Il vero pericolo della nostra sequela è proprio questo: il procedere, il camminare su una doppia strada: la strada di Cristo Signore e quella dei suoi seguaci. Quella di Gesù Signore è la strada della redenzione sul versamento del proprio sangue, sul sacrificio ed olocausto della propria vita, quella dei suoi seguaci sulla ricerca di una gloria effimera, quando non addirittura peccaminosa, perché costruita sull'ingiustizia, sulla violenza, sopruso, privilegio, nepotismo, simpatia ed antipatia, calunnia, falsa testimonianza, tirannia, inganno, rapina, simonia, raggiro, ogni altra angheria.

La vera questione della religione è la sua costante, perenne, ininterrotta purificazione. Ecclesia - è detto - semper purificanda. La Chiesa è sempre da purificare, mondare, lavare da tutte le scorie di pensiero umano che giorno per giorno si attaccano ai suoi figli.
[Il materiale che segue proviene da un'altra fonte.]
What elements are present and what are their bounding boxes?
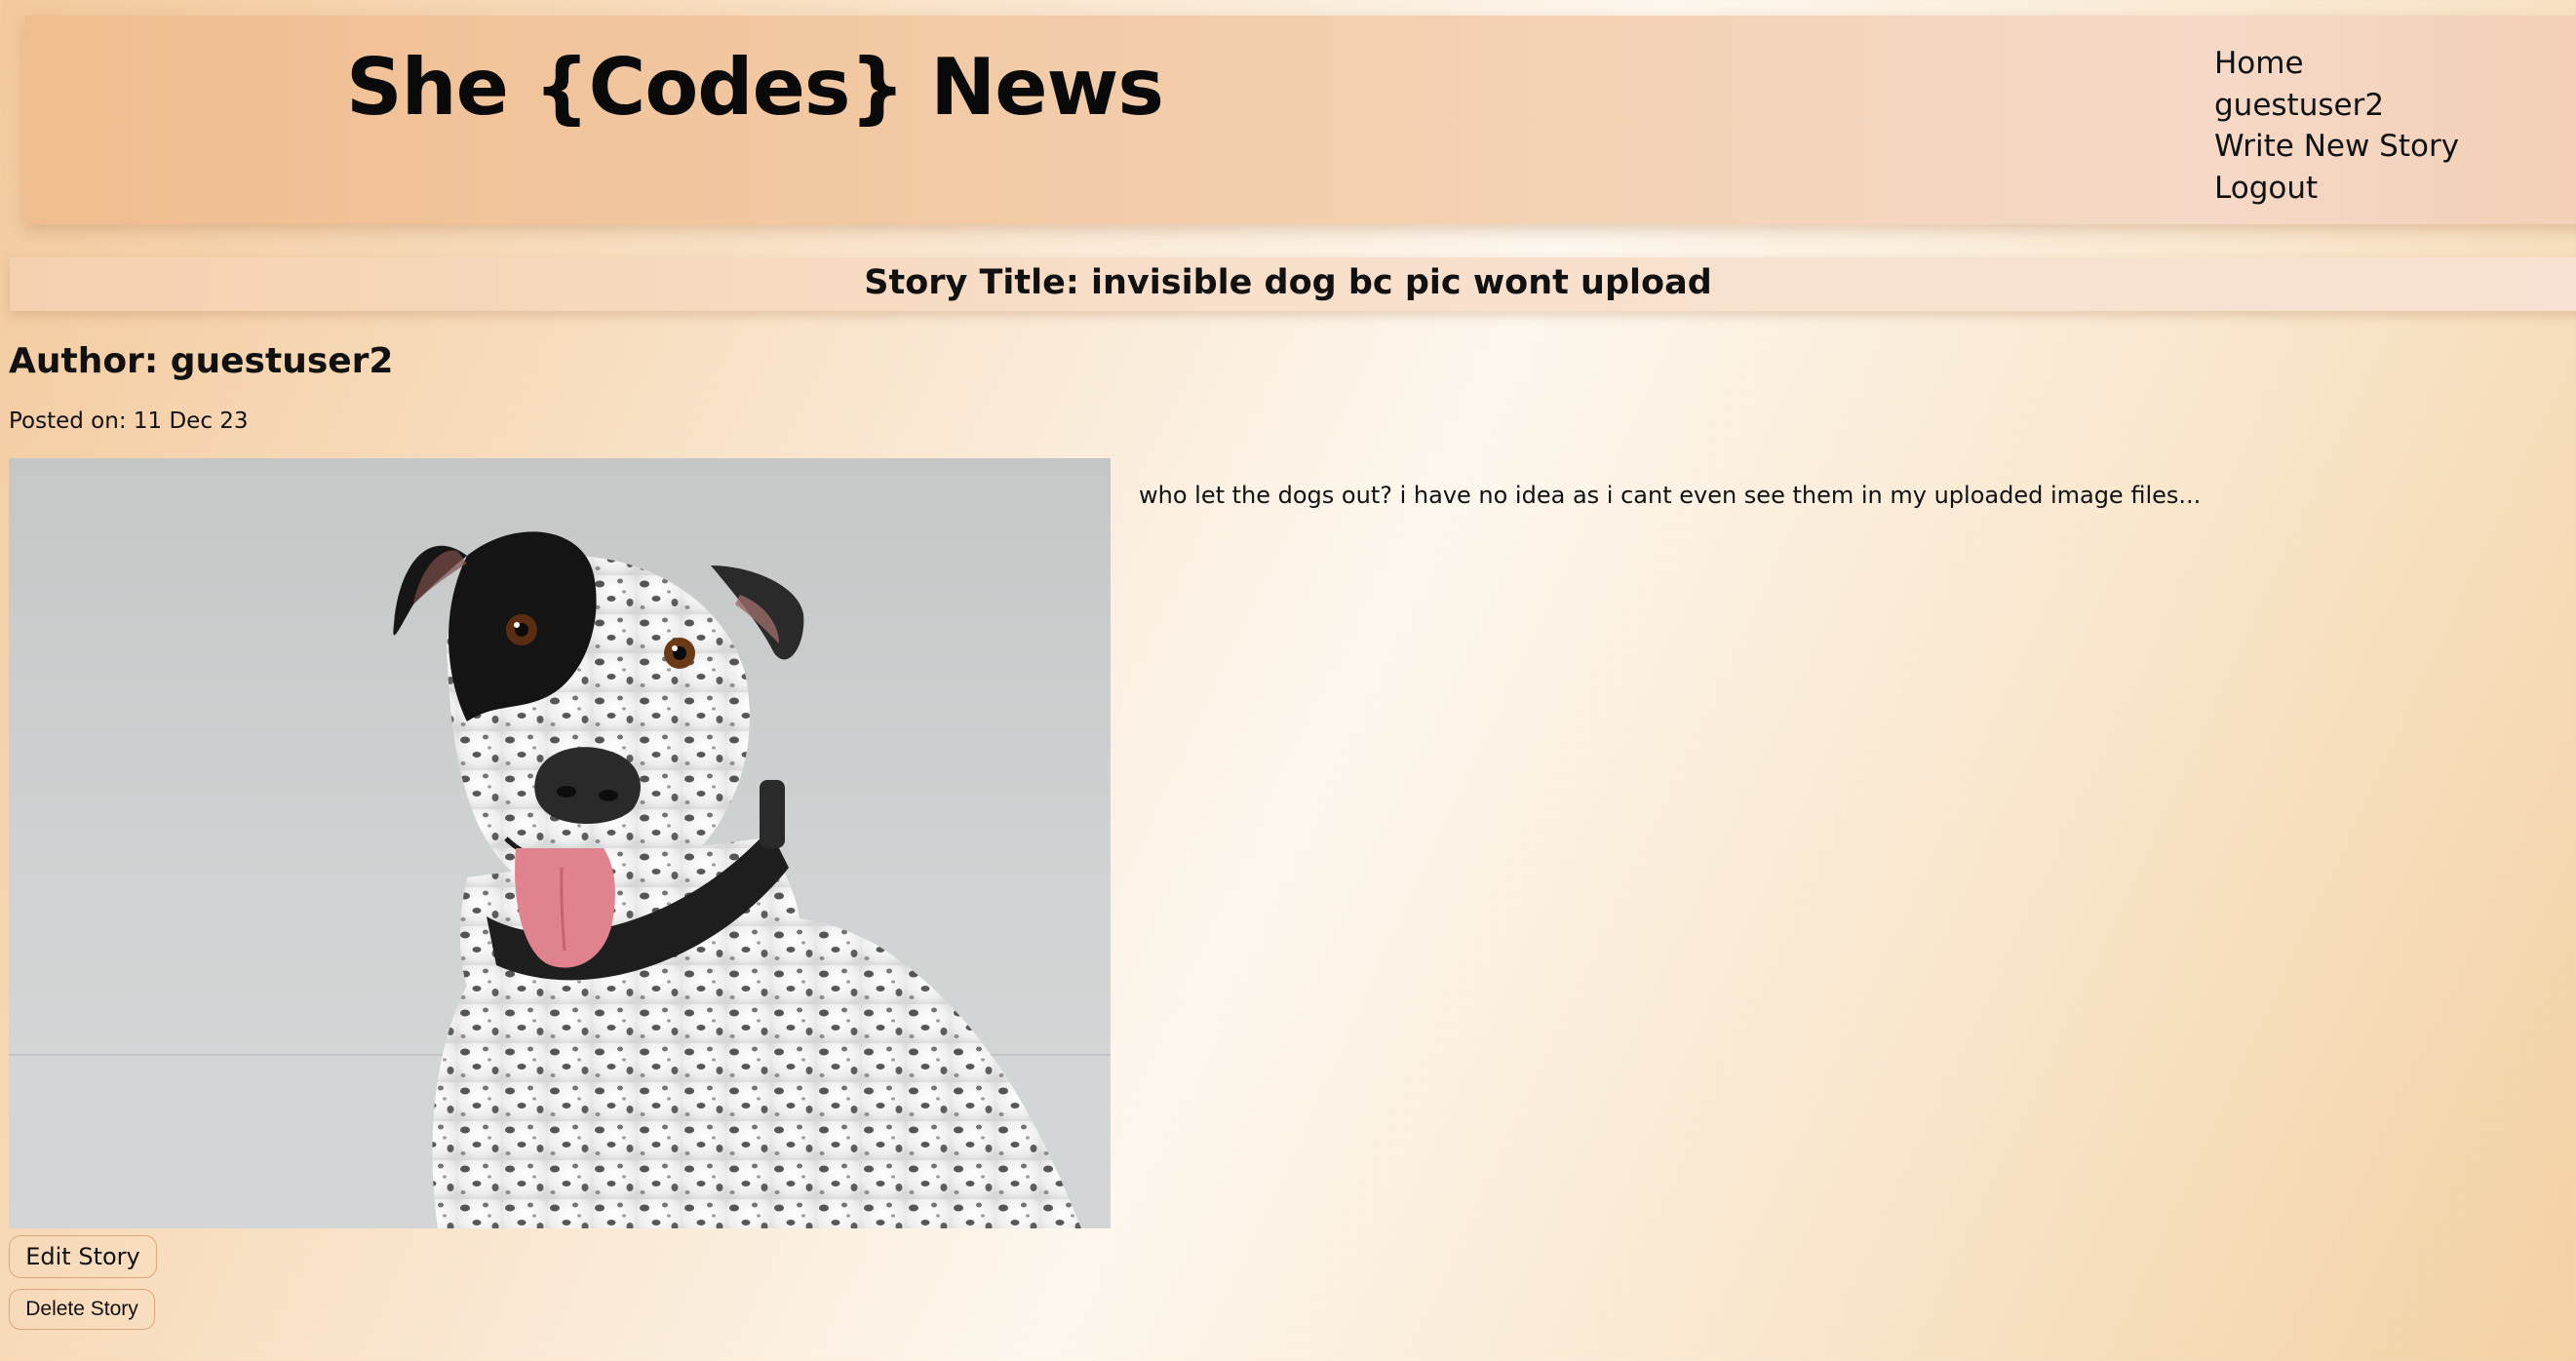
- dog-photo-icon: [9, 531, 1111, 1228]
- site-title: She {Codes} News: [346, 42, 1164, 133]
- main-nav: Home guestuser2 Write New Story Logout: [2214, 43, 2459, 209]
- nav-link-profile[interactable]: guestuser2: [2214, 85, 2459, 127]
- nav-link-logout[interactable]: Logout: [2214, 168, 2459, 210]
- story-title: Story Title: invisible dog bc pic wont u…: [864, 263, 1712, 302]
- story-image: [9, 458, 1111, 1228]
- nav-link-write-new-story[interactable]: Write New Story: [2214, 126, 2459, 168]
- delete-story-button[interactable]: Delete Story: [9, 1289, 155, 1330]
- story-posted-date: Posted on: 11 Dec 23: [9, 408, 249, 434]
- story-author: Author: guestuser2: [9, 341, 394, 381]
- story-body: who let the dogs out? i have no idea as …: [1139, 482, 2202, 509]
- site-header: She {Codes} News Home guestuser2 Write N…: [24, 16, 2576, 224]
- edit-story-button[interactable]: Edit Story: [9, 1235, 157, 1278]
- nav-link-home[interactable]: Home: [2214, 43, 2459, 85]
La purificazione inizia dalla pulitura della propria coscienza. Chi purifica se stesso, aiuta la Chiesa ad essere più pura. Mai si può pensare alla purificazione degli altri, senza operare la propria. Operata la propria, si dona agli altri una perfetta esemplarità di come si cammina dietro Gesù Signore. Purtroppo avviene quanto ci insegna Gesù nel suo Vangelo. Ognuno di noi è sempre pronto a vedere la pagliuzza che è nell'occhio dell'altro e mai la trave che è nel suo occhio.